Moderating this is the office of the Scottish Road Works Commissioner. Set up in 2005, I thought it was a great idea. It has overseen improvements in the coordination or roadworks, and of course the proportion of satisfactory reinstatements has risen, but all of those works that were previously shoddy are still deteriorating, and it is councils that are left holding the can. I have studied the Commissioner’s website very hard and this is not a campaigning organisation. You can ask for the quarterly reports that it produces, but they are not published on its website. When it comes to roadworks, performance isn’t publicly trumpeted in a way that will shame utilities and expose shoddy work. There are just two media releases in 2017. I am sure there are many genuine people working hard there, but the words ‘chocolate’ and ‘teapot’ spring to mind when faced with the huge challenge of fixing our roads and pavements.

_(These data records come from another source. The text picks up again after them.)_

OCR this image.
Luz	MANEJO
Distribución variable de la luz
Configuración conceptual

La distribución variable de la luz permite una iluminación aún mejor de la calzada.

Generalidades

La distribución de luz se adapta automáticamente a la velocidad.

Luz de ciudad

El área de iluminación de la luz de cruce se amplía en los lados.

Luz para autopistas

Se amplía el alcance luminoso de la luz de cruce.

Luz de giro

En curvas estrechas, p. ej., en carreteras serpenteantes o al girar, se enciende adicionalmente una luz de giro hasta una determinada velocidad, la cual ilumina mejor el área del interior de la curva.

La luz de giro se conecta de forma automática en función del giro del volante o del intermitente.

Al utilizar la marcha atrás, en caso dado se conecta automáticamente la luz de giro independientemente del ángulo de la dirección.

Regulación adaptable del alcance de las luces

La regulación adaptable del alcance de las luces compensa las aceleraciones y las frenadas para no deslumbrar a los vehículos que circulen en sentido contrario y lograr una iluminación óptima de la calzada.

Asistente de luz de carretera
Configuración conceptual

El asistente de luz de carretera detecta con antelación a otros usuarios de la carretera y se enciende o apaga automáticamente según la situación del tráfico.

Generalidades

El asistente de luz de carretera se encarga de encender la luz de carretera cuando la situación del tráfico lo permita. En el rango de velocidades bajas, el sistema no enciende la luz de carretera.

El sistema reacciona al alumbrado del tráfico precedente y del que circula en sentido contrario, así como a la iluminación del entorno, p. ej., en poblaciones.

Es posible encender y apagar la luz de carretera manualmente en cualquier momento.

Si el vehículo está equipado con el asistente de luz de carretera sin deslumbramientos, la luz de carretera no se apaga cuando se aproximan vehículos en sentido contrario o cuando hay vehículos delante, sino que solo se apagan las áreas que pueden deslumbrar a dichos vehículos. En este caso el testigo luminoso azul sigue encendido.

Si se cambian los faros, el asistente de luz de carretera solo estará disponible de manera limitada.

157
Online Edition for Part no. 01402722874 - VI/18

The results can be a real challenge for car drivers or public transport users like me, but the issue is far more serious for cyclists. Hit a pothole in a car or a bus and you are unlikely to have a serious accident. Hit one on a bike and it could be a life-changing event.
With the council trying to keep spending up in the traditionally sensitive areas of schools, child protection and social care, finding significant new money for roads and pavements looks almost impossible. The council is trying, but even if it finds more cash it faces the challenge caused by utility works that have undermined and broken up too many roads in almost every street in the city. Sadly, only very, very significant new cash and proper reinstatements by utilities as well will end the scourge of potholes any time soon.